Azure Data Lake Storage query acceleration (preview)
Query acceleration (preview) is a new capability for Azure Data Lake Storage that enables applications and analytics frameworks to dramatically optimize data processing by retrieving only the data that they require to perform a given operation. This reduces the time and processing power that is required to gain critical insights into stored data.
The query acceleration feature is in public preview, and is available in the Canada Central and France Central regions. To review limitations, see the Known issues article. To enroll in the preview, see this form.
Query acceleration accepts filtering predicates and column projections which enable applications to filter rows and columns at the time that data is read from disk. Only the data that meets the conditions of a predicate are transferred over the network to the application. This reduces network latency and compute cost.
You can use SQL to specify the row filter predicates and column projections in a query acceleration request. A request processes only one file. Therefore, advanced relational features of SQL, such as joins and group by aggregates, aren't supported. Query acceleration supports CSV and JSON formatted data as input to each request.
The query acceleration feature isn't limited to Data Lake Storage (storage accounts that have the hierarchical namespace enabled on them). Query acceleration is completely compatible with the blobs in storage accounts that don't have a hierarchical namespace enabled on them. This means that you can achieve the same reduction in network latency and compute costs when you process data that you already have stored as blobs in storage accounts.
For an example of how to use query acceleration in a client application, see Filter data by using Azure Data Lake Storage query acceleration.
The following diagram illustrates how a typical application uses query acceleration to process data.
The client application requests file data by specifying predicates and column projections.
Query acceleration parses the specified SQL query and distributes work to parse and filter data.
Processors read the data from the disk, parses the data by using the appropriate format, and then filters data by applying the specified predicates and column projections.
Query acceleration combines the response shards to stream back to client application.
The client application receives and parses the streamed response. The application doesn't need to filter any additional data and can apply the desired calculation or transformation directly.
Better performance at a lower cost
Query acceleration optimizes performance by reducing the amount of data that gets transferred and processed by your application.

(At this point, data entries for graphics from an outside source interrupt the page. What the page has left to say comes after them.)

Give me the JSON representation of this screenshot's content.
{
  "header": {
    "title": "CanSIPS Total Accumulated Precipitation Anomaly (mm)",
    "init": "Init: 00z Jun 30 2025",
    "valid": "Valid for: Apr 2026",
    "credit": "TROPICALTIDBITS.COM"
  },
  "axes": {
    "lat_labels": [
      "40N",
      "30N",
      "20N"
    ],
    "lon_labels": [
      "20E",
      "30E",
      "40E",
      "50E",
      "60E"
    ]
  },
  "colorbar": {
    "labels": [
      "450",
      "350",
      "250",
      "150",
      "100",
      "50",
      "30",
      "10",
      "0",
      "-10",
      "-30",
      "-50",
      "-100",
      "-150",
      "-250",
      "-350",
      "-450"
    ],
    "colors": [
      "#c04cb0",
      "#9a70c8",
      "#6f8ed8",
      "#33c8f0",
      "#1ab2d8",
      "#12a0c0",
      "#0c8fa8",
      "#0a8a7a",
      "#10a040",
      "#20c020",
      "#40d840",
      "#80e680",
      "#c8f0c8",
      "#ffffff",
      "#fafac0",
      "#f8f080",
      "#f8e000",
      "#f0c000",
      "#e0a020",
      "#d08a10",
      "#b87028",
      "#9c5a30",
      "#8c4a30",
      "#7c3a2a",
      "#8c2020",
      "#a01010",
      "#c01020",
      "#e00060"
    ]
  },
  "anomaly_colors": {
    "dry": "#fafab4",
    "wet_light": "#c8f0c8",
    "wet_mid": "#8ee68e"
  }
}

To calculate an aggregated value, applications commonly retrieve all of the data from a file, and then process and filter the data locally. An analysis of the input/output patterns for analytics workloads reveal that applications typically require only 20% of the data that they read to perform any given calculation. This statistic is true even after applying techniques such as partition pruning. This means that 80% of that data is needlessly transferred across the network, parsed, and filtered by applications. This pattern, essentially designed to remove unneeded data, incurs a significant compute cost.
Even though Azure features an industry-leading network, in terms of both throughput and latency, needlessly transferring data across that network is still costly for application performance. By filtering out the unwanted data during the storage request, query acceleration eliminates this cost.
Additionally, the CPU load that is required to parse and filter unneeded data requires your application to provision a greater number and larger VMs in order to do it's work. By transferring this compute load to query acceleration, applications can realize significant cost savings.
Applications that can benefit from query acceleration
Query acceleration is designed for distributed analytics frameworks and data processing applications.
Distributed analytics frameworks such as Apache Spark and Apache Hive, include a storage abstraction layer within the framework. These engines also include query optimizers that can incorporate knowledge of the underlying I/O service's capabilities when determining an optimal query plan for user queries. These frameworks are beginning to integrate query acceleration. As a result, users of these frameworks will see improved query latency and a lower total cost of ownership without having to make any changes to the queries.
Query acceleration is also designed for data processing applications. These types of applications typically perform large scale data transformations that might not directly lead to analytics insights so they don't always use established distributed analytics frameworks. These applications often have a more direct relationship with the underlying storage service so they can benefit directly from features such as query acceleration.
For an example of how an application can integrate query acceleration, see Filter data by using Azure Data Lake Storage query acceleration.
Due to the increased compute load within the Azure Data Lake Storage service, the pricing model for using query acceleration differs from the normal Azure Data Lake Storage transaction model. Query acceleration charges a cost for the amount of data scanned as well as a cost for the amount of data returned to the caller. For more information, see Azure Data Lake Storage Gen2 pricing.
Despite the change to the billing model, Query acceleration's pricing model is designed to lower the total cost of ownership for a workload, given the reduction in the much more expensive VM costs.